W pracach nad ustawą o Turystycznym Funduszu Gwarancyjnym nastąpił kolejny zwrot. Ministerstwo Sportu i Turystyki odstąpiło od koncepcji instytucji o osobowości prawnej i powraca do idei funduszu przepływowego. Przedstawiciele branży uważają, że jest to krok w tył. Mimo to MSiT będzie się starało przeforsować ustawę przed rozpoczęciem sezonu turystycznego.

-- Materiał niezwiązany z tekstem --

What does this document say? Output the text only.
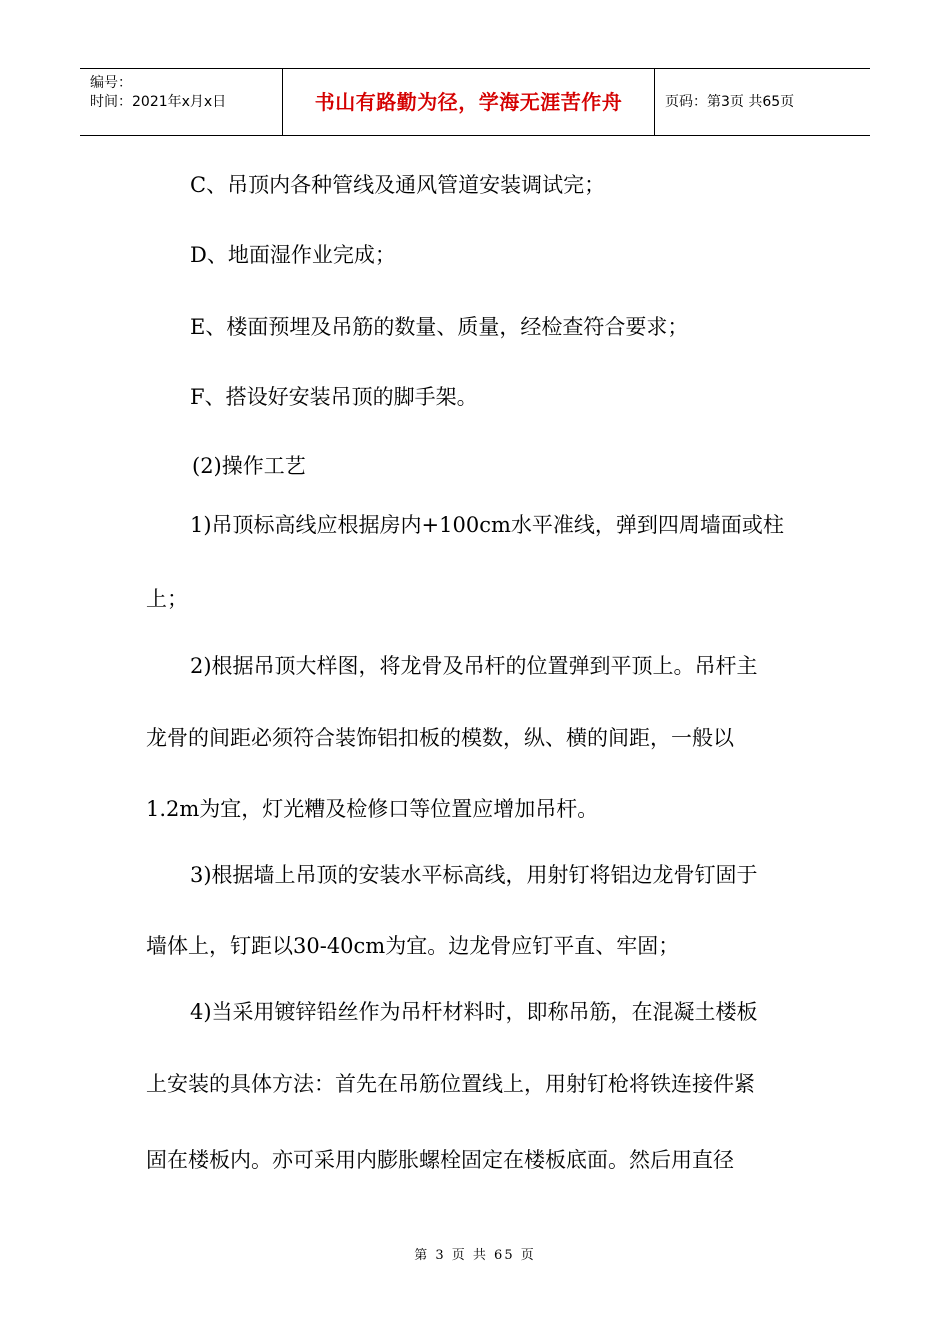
编号：
时间：2021年x月x日	书山有路勤为径，学海无涯苦作舟	页码：第3页 共65页
C、吊顶内各种管线及通风管道安装调试完；
D、地面湿作业完成；
E、楼面预埋及吊筋的数量、质量，经检查符合要求；
F、搭设好安装吊顶的脚手架。
(2)操作工艺
1)吊顶标高线应根据房内+100cm水平准线，弹到四周墙面或柱
上；
2)根据吊顶大样图，将龙骨及吊杆的位置弹到平顶上。吊杆主
龙骨的间距必须符合装饰铝扣板的模数，纵、横的间距，一般以
1.2m为宜，灯光糟及检修口等位置应增加吊杆。
3)根据墙上吊顶的安装水平标高线，用射钉将铝边龙骨钉固于
墙体上，钉距以30-40cm为宜。边龙骨应钉平直、牢固；
4)当采用镀锌铅丝作为吊杆材料时，即称吊筋，在混凝土楼板
上安装的具体方法：首先在吊筋位置线上，用射钉枪将铁连接件紧
固在楼板内。亦可采用内膨胀螺栓固定在楼板底面。然后用直径
第 3 页 共 65 页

Jeszcze cztery miesiące temu MSiT informowało, że dąży do tego, aby fundusz miał osobowość prawną i szerokie kompetencje. Jednak po analizach oraz konsultacjach z Kancelarią Premiera i Ministerstwem Finansów resort sportu i turystyki doszedł do wniosku, że powołanie takiego funduszu byłoby zbyt kosztowne. Dlatego też powrócono do koncepcji funduszu celowego, czyli konta w banku, nad ktorym nadzór będzie sprawowało Ministerstwo Sportu i Turystyki. Resort pracuje teraz nad projektem założeń do ustawy o funduszu. Zespół programowania prac rządu decyzją z 9 stycznia nie zgodził się, by ministerstwo przystapiło do prac bezpośrednio nad ustawą. Może to oznaczaczać wydłużeniu procesu legislacyjnego. 

Fundusz bezpieczeństwa
W opinii resortu fundusz celowy zapewni lepszy nadzór nad zgromadzonymi środkami przy redukcji wydatków administracyjno-osobowych. – Składki odprowadzane byłyby od każdej zawartej umowy w cyklu kwartalnym, na podstawie deklaracji – poinformowała wiceminister sportu i turystyki Katarzyna Sobierajska podczas posiedzenia sejmowej podkomisji ds. turystyki. Zgodnie z jej zapowiedzią w ustawie znajdzie się zapis regulujący maksymalną wysokość składki, jaka będzie pobierana od touroperatorów: ok. 20–30 zł od każdej umowy, w zależności od zakresu działalności. Wysokość składki na dany rok ma określać rozporządzenie ministra finansów. Z obowiązku odprowadzania składek mają być wyłączeni organizatorzy zajmujący się turystyką krajową, przyjazdową oraz operujący w krajach przygranicznych, także w obwodzie kaliningradzkim. Terminowe odprowadzanie składek do funduszu w należnej wysokości będzie jednym z warunków wykonywania działalności organizatora i pośrednika. Za niedopełnienie obowiązku uiszczania wpłat touroperator będzie musiał się liczyć z karami. Nadzór nad funduszem sprawowałby minister właściwy do spraw turystyki, który będzie miał możliwość zawieszania poboru składek, jeśli konto wypełni się kwotą, która „dawałaby duże bezpieczeństwo”. Środki będą uruchamiane, gdy zabraknie pieniędzy z gwarancji.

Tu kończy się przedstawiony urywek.